I would have preferred to simply make the appointment online or even e-mailed the office, but since the practice didn’t offer this, I fought my phonaphobia and punched in the numbers. Of course, I went through five prompts before getting a live person and was put on hold for a few minutes. About 10 minutes later, I finally had my appointment.
I was told to arrive at 2:30 p.m., which I dutifully did. Then the receptionist gave me a stack of paperwork to complete. And a pen.
Among the information I had to provide:
• My husband’s Social Security number, since our insurance comes courtesy of his job. Not sure why this was needed, since the receptionist made a copy of my insurance card, which has all pertinent information on it. Not to mention that in this day and age of identity theft, I don’t like giving out Social Security numbers to anyone. But the last time I refused to provide a Social Security number at a doctor’s office, the doctor refused to see me. Keep in mind that there is no legal requirement to provide your SSN to a medical office, but, at this point, I just wanted to get the appointment out of the way. So I wrote it down.
• A list of medications I’m currently taking and a recent medical history. This information is in my online medical chart, which is maintained by the very hospital where this doctor practices. But guess what? The doctor’s computer system and the hospital’s computer system don’t talk to each other. The doctor can access my online medical record from the hospital system, but I guess it never occurred to him to have this done before I came into the office so his staff could have already updated the medical record in his system.

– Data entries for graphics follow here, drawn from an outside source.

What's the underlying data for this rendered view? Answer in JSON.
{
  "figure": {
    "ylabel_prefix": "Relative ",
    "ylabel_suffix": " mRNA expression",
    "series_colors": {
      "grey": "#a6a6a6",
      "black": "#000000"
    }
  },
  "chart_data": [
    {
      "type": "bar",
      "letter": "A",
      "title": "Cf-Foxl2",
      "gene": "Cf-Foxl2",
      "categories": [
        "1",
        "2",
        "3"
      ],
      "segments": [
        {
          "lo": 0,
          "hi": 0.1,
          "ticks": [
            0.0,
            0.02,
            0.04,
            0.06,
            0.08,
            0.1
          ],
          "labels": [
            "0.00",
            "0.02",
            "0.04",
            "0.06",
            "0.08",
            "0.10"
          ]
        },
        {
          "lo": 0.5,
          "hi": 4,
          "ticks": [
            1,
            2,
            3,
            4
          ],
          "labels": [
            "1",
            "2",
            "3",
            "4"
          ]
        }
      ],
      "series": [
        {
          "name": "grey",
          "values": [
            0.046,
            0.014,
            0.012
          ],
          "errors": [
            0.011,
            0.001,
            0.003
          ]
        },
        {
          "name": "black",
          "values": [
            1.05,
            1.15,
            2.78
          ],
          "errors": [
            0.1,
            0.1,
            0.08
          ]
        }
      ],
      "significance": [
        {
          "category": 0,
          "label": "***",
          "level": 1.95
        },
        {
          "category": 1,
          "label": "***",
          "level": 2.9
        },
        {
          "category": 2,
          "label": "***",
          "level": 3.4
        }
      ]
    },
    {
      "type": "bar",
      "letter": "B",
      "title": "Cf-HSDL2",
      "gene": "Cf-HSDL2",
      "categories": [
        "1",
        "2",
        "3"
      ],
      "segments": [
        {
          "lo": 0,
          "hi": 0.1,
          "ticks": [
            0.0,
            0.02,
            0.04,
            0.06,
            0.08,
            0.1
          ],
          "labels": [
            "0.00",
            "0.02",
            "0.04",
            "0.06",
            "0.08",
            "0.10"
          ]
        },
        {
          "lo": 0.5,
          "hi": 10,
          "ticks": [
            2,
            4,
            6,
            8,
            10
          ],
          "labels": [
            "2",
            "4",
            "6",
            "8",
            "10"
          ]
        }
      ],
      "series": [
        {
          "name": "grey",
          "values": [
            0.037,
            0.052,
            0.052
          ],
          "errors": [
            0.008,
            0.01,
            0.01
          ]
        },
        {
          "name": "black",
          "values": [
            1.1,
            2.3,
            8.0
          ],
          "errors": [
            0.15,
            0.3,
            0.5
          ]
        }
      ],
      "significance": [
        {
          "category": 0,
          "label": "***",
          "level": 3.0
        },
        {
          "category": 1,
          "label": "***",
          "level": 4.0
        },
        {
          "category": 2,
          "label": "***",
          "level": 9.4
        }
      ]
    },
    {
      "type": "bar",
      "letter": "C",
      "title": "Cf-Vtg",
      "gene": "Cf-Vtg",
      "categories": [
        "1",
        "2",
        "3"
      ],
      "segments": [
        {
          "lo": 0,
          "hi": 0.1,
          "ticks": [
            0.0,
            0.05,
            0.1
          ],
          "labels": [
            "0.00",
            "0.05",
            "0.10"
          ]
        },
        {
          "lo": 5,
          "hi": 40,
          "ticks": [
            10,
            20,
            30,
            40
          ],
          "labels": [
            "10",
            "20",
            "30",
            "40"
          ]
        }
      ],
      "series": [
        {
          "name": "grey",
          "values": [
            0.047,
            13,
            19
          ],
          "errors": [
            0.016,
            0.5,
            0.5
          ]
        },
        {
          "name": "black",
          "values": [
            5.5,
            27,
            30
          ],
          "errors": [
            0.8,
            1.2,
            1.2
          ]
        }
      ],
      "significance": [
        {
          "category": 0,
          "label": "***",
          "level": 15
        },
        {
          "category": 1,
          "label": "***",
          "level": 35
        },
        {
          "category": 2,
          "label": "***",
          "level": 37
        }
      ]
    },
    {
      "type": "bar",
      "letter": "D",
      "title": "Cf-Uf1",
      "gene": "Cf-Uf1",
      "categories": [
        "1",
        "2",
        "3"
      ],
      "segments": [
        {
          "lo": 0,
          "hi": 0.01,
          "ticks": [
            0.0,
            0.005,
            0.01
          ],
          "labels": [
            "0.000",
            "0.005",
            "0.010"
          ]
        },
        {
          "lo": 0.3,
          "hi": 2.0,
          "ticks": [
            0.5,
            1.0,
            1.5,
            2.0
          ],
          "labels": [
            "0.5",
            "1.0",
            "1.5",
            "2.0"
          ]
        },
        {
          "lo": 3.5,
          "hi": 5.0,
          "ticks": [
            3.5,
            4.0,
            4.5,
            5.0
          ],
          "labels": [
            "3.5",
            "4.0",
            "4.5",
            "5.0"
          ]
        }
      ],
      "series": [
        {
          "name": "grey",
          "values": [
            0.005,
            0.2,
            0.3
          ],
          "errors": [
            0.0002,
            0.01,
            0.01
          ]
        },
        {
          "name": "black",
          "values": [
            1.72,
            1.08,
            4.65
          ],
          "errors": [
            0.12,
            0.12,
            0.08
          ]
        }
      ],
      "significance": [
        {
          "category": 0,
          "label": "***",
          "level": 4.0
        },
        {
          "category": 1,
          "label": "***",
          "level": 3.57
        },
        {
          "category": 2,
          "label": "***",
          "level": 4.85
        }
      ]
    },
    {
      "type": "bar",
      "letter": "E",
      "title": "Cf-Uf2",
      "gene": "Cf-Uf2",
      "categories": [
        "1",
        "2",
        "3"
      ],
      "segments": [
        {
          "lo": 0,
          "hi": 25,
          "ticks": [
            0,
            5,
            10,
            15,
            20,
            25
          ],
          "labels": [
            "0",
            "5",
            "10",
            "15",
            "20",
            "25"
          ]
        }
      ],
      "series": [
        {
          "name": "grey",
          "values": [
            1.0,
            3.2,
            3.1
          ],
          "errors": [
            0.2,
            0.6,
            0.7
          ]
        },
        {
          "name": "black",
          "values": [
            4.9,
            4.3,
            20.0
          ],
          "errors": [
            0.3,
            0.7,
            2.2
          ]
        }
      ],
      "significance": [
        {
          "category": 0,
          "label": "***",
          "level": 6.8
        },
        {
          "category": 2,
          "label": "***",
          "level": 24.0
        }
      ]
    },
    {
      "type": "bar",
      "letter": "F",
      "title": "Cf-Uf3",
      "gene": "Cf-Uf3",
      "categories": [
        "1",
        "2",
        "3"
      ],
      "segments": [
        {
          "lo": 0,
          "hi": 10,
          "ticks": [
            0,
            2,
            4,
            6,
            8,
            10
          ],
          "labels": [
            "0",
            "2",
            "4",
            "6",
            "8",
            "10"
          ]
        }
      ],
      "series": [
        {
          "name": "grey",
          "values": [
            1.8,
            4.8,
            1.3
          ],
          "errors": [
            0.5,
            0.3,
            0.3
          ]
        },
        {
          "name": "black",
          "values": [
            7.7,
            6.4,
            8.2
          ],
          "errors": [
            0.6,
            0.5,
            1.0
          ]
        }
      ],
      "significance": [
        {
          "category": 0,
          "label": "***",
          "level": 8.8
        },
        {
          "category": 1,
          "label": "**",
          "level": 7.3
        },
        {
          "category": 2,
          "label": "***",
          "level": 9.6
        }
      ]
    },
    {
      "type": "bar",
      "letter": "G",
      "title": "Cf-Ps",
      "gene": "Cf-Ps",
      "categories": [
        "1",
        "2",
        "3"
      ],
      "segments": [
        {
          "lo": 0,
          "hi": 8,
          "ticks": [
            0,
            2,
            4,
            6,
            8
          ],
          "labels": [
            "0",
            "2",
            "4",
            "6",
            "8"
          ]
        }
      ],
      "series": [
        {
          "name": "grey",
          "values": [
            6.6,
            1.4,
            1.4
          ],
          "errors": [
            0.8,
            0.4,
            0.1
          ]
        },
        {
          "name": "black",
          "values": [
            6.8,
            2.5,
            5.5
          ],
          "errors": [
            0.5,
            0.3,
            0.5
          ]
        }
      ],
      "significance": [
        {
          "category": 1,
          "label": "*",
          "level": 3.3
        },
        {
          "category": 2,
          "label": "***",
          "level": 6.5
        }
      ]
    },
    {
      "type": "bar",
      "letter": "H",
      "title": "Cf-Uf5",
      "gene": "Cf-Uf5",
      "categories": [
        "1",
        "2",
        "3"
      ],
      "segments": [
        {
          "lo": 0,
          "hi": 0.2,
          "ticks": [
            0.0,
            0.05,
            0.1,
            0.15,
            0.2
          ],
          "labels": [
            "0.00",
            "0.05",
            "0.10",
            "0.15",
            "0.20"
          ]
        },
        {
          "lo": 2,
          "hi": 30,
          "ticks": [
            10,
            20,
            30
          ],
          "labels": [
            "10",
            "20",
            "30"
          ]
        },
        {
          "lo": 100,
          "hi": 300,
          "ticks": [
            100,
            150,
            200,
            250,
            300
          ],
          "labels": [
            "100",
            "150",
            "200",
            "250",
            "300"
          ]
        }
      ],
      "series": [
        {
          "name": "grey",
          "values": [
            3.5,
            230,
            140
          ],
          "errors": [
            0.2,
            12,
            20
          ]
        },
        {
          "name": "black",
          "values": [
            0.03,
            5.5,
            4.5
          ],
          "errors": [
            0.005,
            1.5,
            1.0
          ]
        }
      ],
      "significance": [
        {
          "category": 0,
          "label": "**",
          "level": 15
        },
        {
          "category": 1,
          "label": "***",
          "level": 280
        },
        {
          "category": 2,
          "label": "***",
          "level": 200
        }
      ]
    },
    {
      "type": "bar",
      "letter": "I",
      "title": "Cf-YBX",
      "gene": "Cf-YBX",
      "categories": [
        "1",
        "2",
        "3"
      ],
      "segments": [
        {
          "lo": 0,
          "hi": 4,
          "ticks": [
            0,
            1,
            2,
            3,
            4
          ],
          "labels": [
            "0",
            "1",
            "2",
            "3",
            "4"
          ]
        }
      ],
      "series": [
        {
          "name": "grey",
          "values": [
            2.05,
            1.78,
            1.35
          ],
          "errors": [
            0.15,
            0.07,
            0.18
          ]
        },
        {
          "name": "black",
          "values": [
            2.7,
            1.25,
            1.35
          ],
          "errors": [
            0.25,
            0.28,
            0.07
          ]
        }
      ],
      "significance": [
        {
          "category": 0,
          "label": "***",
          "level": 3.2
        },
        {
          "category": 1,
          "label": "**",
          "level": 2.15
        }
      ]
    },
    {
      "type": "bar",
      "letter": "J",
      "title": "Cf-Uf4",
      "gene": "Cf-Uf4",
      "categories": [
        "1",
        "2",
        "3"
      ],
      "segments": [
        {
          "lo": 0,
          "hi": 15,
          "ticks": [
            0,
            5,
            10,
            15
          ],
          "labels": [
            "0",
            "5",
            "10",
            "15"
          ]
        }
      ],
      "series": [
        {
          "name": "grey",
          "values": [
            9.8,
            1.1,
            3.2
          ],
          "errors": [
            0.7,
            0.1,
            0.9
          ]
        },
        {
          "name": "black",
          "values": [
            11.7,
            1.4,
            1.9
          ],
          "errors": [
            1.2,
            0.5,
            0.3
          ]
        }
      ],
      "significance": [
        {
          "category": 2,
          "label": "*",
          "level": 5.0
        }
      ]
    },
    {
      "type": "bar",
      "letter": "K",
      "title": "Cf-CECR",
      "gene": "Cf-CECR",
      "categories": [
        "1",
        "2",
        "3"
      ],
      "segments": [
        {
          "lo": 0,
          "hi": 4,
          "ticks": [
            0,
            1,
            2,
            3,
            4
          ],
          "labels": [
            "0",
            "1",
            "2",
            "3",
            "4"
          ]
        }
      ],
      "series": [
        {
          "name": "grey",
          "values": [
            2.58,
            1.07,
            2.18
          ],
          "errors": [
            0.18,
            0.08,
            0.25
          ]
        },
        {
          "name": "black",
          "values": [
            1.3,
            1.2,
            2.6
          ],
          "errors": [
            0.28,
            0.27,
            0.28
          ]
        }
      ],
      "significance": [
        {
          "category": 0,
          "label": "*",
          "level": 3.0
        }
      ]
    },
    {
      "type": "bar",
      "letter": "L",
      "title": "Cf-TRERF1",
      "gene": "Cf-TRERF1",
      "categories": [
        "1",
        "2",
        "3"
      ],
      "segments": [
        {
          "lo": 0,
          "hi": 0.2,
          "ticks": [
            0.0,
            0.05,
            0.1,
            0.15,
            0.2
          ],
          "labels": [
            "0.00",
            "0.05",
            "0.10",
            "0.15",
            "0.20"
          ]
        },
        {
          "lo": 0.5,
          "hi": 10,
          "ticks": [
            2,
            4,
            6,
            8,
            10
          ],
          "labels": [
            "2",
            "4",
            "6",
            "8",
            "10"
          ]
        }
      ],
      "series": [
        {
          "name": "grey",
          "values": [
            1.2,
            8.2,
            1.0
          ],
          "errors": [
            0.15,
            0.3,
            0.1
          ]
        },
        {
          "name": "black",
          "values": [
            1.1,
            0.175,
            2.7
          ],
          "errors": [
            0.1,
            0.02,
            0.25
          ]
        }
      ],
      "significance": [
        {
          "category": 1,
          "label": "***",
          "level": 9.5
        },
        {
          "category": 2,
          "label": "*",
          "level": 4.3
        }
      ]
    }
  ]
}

• My address and age. Um, isn’t this on the driver’s license that you also copied?
• A HIPAA form outlining my privacy rights and listing who can have access to my medical information. I put down my husband’s name. I did not, however, put down the names of the receptionist and the medical assistant, who now have access to my medical information.

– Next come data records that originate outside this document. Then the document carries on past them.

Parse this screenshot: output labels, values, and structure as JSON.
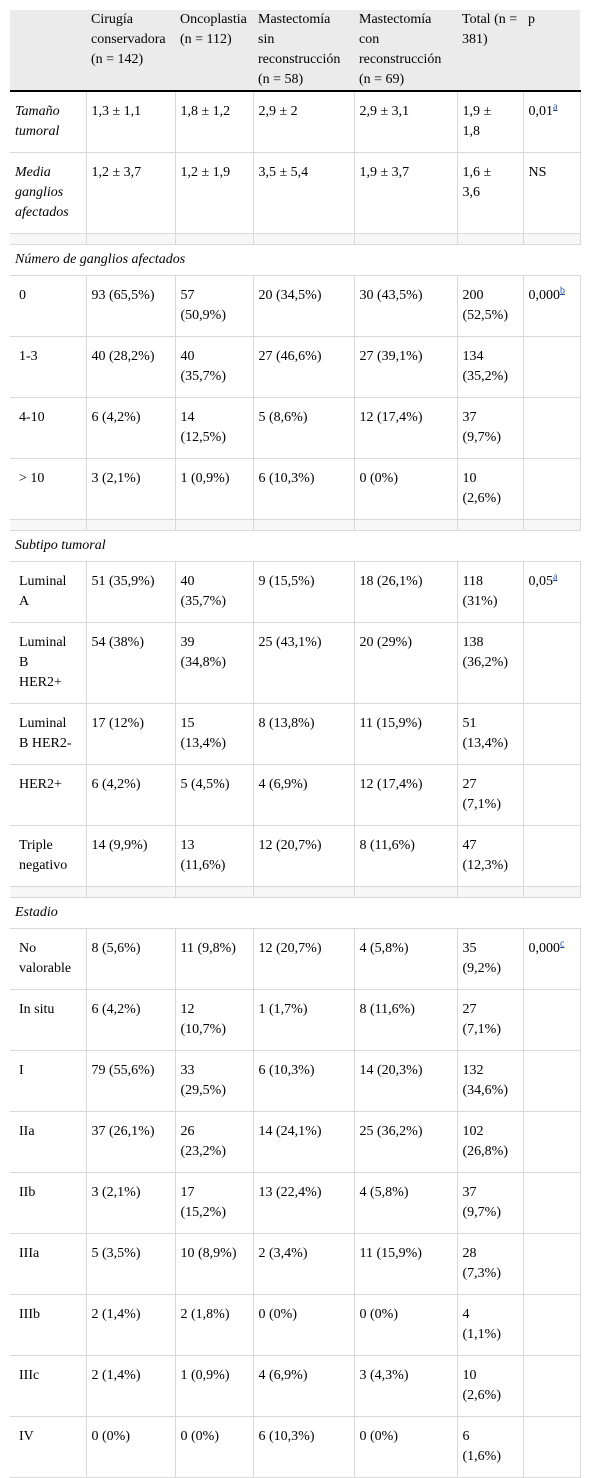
{
  "header": {
    "col0": "",
    "col1": [
      "Cirugía",
      "conservadora",
      "(n = 142)"
    ],
    "col2": [
      "Oncoplastia",
      "(n = 112)"
    ],
    "col3": [
      "Mastectomía",
      "sin",
      "reconstrucción",
      "(n = 58)"
    ],
    "col4": [
      "Mastectomía",
      "con",
      "reconstrucción",
      "(n = 69)"
    ],
    "col5": [
      "Total (n =",
      "381)"
    ],
    "col6": [
      "p"
    ]
  },
  "top_rows": [
    {
      "label": [
        "Tamaño",
        "tumoral"
      ],
      "c1": "1,3 ± 1,1",
      "c2": "1,8 ± 1,2",
      "c3": "2,9 ± 2",
      "c4": "2,9 ± 3,1",
      "c5": [
        "1,9 ±",
        "1,8"
      ],
      "p": "0,01",
      "p_note": "a"
    },
    {
      "label": [
        "Media",
        "ganglios",
        "afectados"
      ],
      "c1": "1,2 ± 3,7",
      "c2": "1,2 ± 1,9",
      "c3": "3,5 ± 5,4",
      "c4": "1,9 ± 3,7",
      "c5": [
        "1,6 ±",
        "3,6"
      ],
      "p": "NS",
      "p_note": ""
    }
  ],
  "sections": [
    {
      "title": "Número de ganglios afectados",
      "rows": [
        {
          "label": [
            "0"
          ],
          "c1": "93 (65,5%)",
          "c2": [
            "57",
            "(50,9%)"
          ],
          "c3": "20 (34,5%)",
          "c4": "30 (43,5%)",
          "c5": [
            "200",
            "(52,5%)"
          ],
          "p": "0,000",
          "p_note": "b"
        },
        {
          "label": [
            "1-3"
          ],
          "c1": "40 (28,2%)",
          "c2": [
            "40",
            "(35,7%)"
          ],
          "c3": "27 (46,6%)",
          "c4": "27 (39,1%)",
          "c5": [
            "134",
            "(35,2%)"
          ],
          "p": "",
          "p_note": ""
        },
        {
          "label": [
            "4-10"
          ],
          "c1": "6 (4,2%)",
          "c2": [
            "14",
            "(12,5%)"
          ],
          "c3": "5 (8,6%)",
          "c4": "12 (17,4%)",
          "c5": [
            "37",
            "(9,7%)"
          ],
          "p": "",
          "p_note": ""
        },
        {
          "label": [
            "> 10"
          ],
          "c1": "3 (2,1%)",
          "c2": [
            "1 (0,9%)"
          ],
          "c3": "6 (10,3%)",
          "c4": "0 (0%)",
          "c5": [
            "10",
            "(2,6%)"
          ],
          "p": "",
          "p_note": ""
        }
      ]
    },
    {
      "title": "Subtipo tumoral",
      "rows": [
        {
          "label": [
            "Luminal",
            "A"
          ],
          "c1": "51 (35,9%)",
          "c2": [
            "40",
            "(35,7%)"
          ],
          "c3": "9 (15,5%)",
          "c4": "18 (26,1%)",
          "c5": [
            "118",
            "(31%)"
          ],
          "p": "0,05",
          "p_note": "a"
        },
        {
          "label": [
            "Luminal",
            "B",
            "HER2+"
          ],
          "c1": "54 (38%)",
          "c2": [
            "39",
            "(34,8%)"
          ],
          "c3": "25 (43,1%)",
          "c4": "20 (29%)",
          "c5": [
            "138",
            "(36,2%)"
          ],
          "p": "",
          "p_note": ""
        },
        {
          "label": [
            "Luminal",
            "B HER2-"
          ],
          "c1": "17 (12%)",
          "c2": [
            "15",
            "(13,4%)"
          ],
          "c3": "8 (13,8%)",
          "c4": "11 (15,9%)",
          "c5": [
            "51",
            "(13,4%)"
          ],
          "p": "",
          "p_note": ""
        },
        {
          "label": [
            "HER2+"
          ],
          "c1": "6 (4,2%)",
          "c2": [
            "5 (4,5%)"
          ],
          "c3": "4 (6,9%)",
          "c4": "12 (17,4%)",
          "c5": [
            "27",
            "(7,1%)"
          ],
          "p": "",
          "p_note": ""
        },
        {
          "label": [
            "Triple",
            "negativo"
          ],
          "c1": "14 (9,9%)",
          "c2": [
            "13",
            "(11,6%)"
          ],
          "c3": "12 (20,7%)",
          "c4": "8 (11,6%)",
          "c5": [
            "47",
            "(12,3%)"
          ],
          "p": "",
          "p_note": ""
        }
      ]
    },
    {
      "title": "Estadio",
      "rows": [
        {
          "label": [
            "No",
            "valorable"
          ],
          "c1": "8 (5,6%)",
          "c2": [
            "11 (9,8%)"
          ],
          "c3": "12 (20,7%)",
          "c4": "4 (5,8%)",
          "c5": [
            "35",
            "(9,2%)"
          ],
          "p": "0,000",
          "p_note": "c"
        },
        {
          "label": [
            "In situ"
          ],
          "c1": "6 (4,2%)",
          "c2": [
            "12",
            "(10,7%)"
          ],
          "c3": "1 (1,7%)",
          "c4": "8 (11,6%)",
          "c5": [
            "27",
            "(7,1%)"
          ],
          "p": "",
          "p_note": ""
        },
        {
          "label": [
            "I"
          ],
          "c1": "79 (55,6%)",
          "c2": [
            "33",
            "(29,5%)"
          ],
          "c3": "6 (10,3%)",
          "c4": "14 (20,3%)",
          "c5": [
            "132",
            "(34,6%)"
          ],
          "p": "",
          "p_note": ""
        },
        {
          "label": [
            "IIa"
          ],
          "c1": "37 (26,1%)",
          "c2": [
            "26",
            "(23,2%)"
          ],
          "c3": "14 (24,1%)",
          "c4": "25 (36,2%)",
          "c5": [
            "102",
            "(26,8%)"
          ],
          "p": "",
          "p_note": ""
        },
        {
          "label": [
            "IIb"
          ],
          "c1": "3 (2,1%)",
          "c2": [
            "17",
            "(15,2%)"
          ],
          "c3": "13 (22,4%)",
          "c4": "4 (5,8%)",
          "c5": [
            "37",
            "(9,7%)"
          ],
          "p": "",
          "p_note": ""
        },
        {
          "label": [
            "IIIa"
          ],
          "c1": "5 (3,5%)",
          "c2": [
            "10 (8,9%)"
          ],
          "c3": "2 (3,4%)",
          "c4": "11 (15,9%)",
          "c5": [
            "28",
            "(7,3%)"
          ],
          "p": "",
          "p_note": ""
        },
        {
          "label": [
            "IIIb"
          ],
          "c1": "2 (1,4%)",
          "c2": [
            "2 (1,8%)"
          ],
          "c3": "0 (0%)",
          "c4": "0 (0%)",
          "c5": [
            "4",
            "(1,1%)"
          ],
          "p": "",
          "p_note": ""
        },
        {
          "label": [
            "IIIc"
          ],
          "c1": "2 (1,4%)",
          "c2": [
            "1 (0,9%)"
          ],
          "c3": "4 (6,9%)",
          "c4": "3 (4,3%)",
          "c5": [
            "10",
            "(2,6%)"
          ],
          "p": "",
          "p_note": ""
        },
        {
          "label": [
            "IV"
          ],
          "c1": "0 (0%)",
          "c2": [
            "0 (0%)"
          ],
          "c3": "6 (10,3%)",
          "c4": "0 (0%)",
          "c5": [
            "6",
            "(1,6%)"
          ],
          "p": "",
          "p_note": ""
        }
      ]
    }
  ]
}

At 3 p.m., the medical assistant called me in. She proceeded to ask me the very questions I’d answered on the medical history form in front of her. She then manually entered the information into the computer. It took about 15 minutes.
At 3:25, the doctor entered. We talked for about 10 minutes, during which time I learned that the medical assistant had written my weight incorrectly (she made me 10 pounds heavier, which did not endear her to me). And although I told her I had some pain in my lower right quadrant, she wrote “lower left quadrant.”

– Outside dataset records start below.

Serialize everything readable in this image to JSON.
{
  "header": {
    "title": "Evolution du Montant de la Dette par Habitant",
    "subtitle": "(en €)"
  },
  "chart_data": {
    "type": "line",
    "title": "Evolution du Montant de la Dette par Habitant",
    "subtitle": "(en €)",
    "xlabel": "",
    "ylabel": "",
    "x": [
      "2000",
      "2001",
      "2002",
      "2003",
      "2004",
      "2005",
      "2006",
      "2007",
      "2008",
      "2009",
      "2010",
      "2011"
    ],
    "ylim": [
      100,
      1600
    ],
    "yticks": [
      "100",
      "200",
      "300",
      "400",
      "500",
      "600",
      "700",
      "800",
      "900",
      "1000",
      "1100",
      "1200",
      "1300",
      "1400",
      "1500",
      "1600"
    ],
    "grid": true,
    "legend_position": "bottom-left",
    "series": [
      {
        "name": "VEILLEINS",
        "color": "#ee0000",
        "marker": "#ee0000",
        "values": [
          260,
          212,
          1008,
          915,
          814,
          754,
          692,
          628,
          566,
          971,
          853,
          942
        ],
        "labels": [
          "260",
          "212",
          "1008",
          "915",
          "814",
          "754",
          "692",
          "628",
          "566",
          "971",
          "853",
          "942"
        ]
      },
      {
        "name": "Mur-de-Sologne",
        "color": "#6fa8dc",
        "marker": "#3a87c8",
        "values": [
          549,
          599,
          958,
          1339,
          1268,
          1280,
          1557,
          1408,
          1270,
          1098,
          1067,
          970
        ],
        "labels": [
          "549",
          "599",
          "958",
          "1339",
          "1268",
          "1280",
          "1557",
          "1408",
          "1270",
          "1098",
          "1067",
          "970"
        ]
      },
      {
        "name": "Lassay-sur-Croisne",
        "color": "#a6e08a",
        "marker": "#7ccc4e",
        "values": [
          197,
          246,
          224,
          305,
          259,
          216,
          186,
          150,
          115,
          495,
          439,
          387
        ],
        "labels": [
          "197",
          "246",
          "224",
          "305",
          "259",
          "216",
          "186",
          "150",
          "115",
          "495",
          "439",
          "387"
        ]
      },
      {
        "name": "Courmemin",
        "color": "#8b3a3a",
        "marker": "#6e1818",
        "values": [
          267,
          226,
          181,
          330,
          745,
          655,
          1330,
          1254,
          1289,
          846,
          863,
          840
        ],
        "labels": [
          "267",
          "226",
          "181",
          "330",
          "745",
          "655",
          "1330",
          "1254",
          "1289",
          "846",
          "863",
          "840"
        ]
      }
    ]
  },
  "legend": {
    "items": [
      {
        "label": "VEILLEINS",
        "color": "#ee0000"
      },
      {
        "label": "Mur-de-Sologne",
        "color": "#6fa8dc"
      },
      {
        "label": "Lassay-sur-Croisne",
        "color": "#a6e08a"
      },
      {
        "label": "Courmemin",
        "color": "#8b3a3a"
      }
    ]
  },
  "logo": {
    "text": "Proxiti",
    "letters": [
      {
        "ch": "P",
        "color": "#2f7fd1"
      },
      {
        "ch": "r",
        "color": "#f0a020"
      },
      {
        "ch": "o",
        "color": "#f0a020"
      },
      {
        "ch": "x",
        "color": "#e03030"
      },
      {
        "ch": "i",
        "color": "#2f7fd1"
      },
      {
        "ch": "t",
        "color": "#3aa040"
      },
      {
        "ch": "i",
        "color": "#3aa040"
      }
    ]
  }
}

The doctor did a quick exam, explained the prep for the, um, procedure, wrote me a prescription, and said he’d see me after the holidays. He handed me a piece of paper with the prep directions on it.
It was now 3:40. I sat in the room another five minutes before the medical assistant escorted me to the hallway and told me to wait for the scheduling person to schedule my procedure. Said person was on the phone. For about 10 minutes. Finally, she called me over, and we scheduled the procedure. She handed me a piece of paper with more instructions.
I left the office at 4 p.m., an hour-and-a-half of my workday down the drain. Why, I want to know, couldn’t I have entered my information online directly in my chart? Why couldn’t I have booked my appointment online for both the pre-visit and the procedure itself? Why did the medical assistant get two very important pieces of information wrong? And why did my instructions come only on paper? How about an app for my smart phone or tablet explaining not only the procedure, but providing the instructions so I can refer to them whenever I need them rather than searching my house in three weeks looking for those two pieces of paper?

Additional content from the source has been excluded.